Work is still being done on making sure that MPI processes map optimally to available compute devices. These suggestions will help space out the MPI tasks so each task resides on its own chiplet.

* Use **--ntasks-per-node=8** to allocate up to 8 MPI tasks per node, one per compute device.
* Use **--gpus-per-task=1** to allocate 1 compute device per MPI task.
* Use **--cpus-per-task=8** and **--threads-per-core=1** to allocate all available threads in a chiplet to a single MPI process.
* Use the **--gpu-bind=closest** option to bind each compute device to the closest MPI task.

### Example job script

The suggested job script below will allocate an MPI task for every compute device on a node of Setonix. Then it will allocate 8 OpenMP threads to each MPI task.
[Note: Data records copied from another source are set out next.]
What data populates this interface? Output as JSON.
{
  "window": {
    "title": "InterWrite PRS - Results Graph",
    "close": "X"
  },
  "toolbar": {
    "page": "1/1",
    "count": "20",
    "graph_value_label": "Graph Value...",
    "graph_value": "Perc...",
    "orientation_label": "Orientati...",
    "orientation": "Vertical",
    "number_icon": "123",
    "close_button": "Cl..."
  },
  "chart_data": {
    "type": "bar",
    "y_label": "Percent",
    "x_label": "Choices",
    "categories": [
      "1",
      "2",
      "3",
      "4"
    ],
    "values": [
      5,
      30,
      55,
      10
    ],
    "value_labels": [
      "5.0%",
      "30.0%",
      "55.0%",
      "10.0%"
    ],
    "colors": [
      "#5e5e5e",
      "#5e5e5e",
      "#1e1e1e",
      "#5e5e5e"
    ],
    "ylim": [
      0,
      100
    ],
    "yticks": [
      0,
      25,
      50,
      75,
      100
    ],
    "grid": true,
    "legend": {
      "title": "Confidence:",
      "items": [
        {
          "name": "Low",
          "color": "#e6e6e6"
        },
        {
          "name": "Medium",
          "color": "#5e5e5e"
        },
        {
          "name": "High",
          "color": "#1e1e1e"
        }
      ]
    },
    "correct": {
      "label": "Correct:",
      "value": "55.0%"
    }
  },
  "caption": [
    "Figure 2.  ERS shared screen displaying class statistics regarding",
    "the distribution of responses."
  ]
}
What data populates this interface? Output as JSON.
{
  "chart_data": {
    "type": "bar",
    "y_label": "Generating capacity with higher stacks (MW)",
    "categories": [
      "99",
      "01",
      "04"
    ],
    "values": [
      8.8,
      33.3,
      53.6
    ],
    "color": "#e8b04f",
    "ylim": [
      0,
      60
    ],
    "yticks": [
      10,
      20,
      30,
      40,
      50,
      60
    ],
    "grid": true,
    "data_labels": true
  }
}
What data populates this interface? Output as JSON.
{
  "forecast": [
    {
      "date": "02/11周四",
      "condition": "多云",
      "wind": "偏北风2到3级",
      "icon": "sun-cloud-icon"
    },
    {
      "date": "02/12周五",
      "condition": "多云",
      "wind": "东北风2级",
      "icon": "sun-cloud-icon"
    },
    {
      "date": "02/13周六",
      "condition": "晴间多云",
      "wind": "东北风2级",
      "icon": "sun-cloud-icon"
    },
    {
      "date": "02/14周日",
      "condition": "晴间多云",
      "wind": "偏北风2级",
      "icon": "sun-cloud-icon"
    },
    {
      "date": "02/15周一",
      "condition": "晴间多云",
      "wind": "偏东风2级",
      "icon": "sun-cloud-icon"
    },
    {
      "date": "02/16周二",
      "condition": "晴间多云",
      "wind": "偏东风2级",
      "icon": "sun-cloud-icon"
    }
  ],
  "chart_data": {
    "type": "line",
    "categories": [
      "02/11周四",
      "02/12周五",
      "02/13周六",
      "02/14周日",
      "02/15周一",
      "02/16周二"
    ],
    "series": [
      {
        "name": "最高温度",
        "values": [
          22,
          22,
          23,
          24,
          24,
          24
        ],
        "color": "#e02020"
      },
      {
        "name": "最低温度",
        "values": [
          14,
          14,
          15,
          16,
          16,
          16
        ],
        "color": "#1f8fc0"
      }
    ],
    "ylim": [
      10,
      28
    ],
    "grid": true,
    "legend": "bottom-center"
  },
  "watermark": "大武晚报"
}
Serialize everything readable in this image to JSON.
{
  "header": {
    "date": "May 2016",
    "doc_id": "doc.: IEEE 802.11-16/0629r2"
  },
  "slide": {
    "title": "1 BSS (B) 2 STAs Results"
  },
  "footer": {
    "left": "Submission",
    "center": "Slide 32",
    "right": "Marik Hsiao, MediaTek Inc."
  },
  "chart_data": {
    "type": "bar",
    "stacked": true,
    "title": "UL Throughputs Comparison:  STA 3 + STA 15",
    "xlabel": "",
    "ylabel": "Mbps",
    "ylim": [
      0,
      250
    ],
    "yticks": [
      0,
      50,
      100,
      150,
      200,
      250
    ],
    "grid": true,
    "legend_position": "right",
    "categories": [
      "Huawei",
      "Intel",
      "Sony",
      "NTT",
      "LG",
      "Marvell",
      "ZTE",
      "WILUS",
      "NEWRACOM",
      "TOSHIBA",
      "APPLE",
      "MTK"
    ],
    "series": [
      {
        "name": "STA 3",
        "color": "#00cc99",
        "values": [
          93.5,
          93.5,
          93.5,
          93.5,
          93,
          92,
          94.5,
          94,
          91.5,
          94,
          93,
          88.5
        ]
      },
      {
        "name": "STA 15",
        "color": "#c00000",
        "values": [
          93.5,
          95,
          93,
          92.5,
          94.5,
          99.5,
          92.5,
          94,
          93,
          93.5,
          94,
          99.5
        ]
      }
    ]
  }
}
We can use the helper program [hello_jobstep.cpp](hello_jobstep.cpp) adapted from a [program](https://code.ornl.gov/olcf/hello_jobstep) by Thomas Papatheodore from ORNL. Every software thread executed by the program reports the MPI rank, OpenMP thread, the CPU hardware thread, as well as the GPU and BUS ID's of the GPU hardware.

```bash
#!/bin/bash -l

#SBATCH --account=<account>-gpu    # your account
#SBATCH --partition=gpu            # Using the gpu partition
#SBATCH --ntasks=8                 # Total number of tasks
#SBATCH --ntasks-per-node=8        # Set this for 1 mpi task per compute device
#SBATCH --cpus-per-task=8          # How many OpenMP threads per MPI task
#SBATCH --threads-per-core=1       # How many OpenMP threads per core
#SBATCH --gpus-per-task=1          # How many OpenCL compute devices to allocate to a  task
#SBATCH --gpu-bind=closest         # Bind each MPI taks to the nearest GPU
#SBATCH --mem=4000M                #Indicate the amount of memory per node when asking for share resources
#SBATCH --time=01:00:00

module swap PrgEnv-gnu PrgEnv-cray
module load craype-accel-amd-gfx90a
module load rocm

export OMP_NUM_THREADS=$SLURM_CPUS_PER_TASK   #To define the number of OpenMP threads available per MPI task, in this case it will be 8
export OMP_PLACES=cores     #To bind to cores 
export OMP_PROC_BIND=close  #To bind (fix) threads (allocating them as close as possible). This option works together with the "places" indicated above, then: allocates threads in closest cores.
 
# Temporal workaround for avoiding Slingshot issues on shared nodes:
export FI_CXI_DEFAULT_VNI=$(od -vAn -N4 -tu < /dev/urandom)

# Run a job with task placement and $BIND_OPTIONS
#srun -N $SLURM_JOB_NUM_NODES -n $SLURM_NTASKS -c $OMP_NUM_THREADS $BIND_OPTIONS  ./hello_jobstep.exe
srun -N $SLURM_JOB_NUM_NODES -n $SLURM_NTASKS -c $OMP_NUM_THREADS ./hello_jobstep.exe | sort
```

In the file [jobscript.sh](jobscript.sh) is a batch script for the information above. Edit the \<account\> infomation to include the account to charge to and then run the script with 

```bash
sbatch jobscript.sh
```

Have a look at the .out file and examine how the threads and GPU's are placed.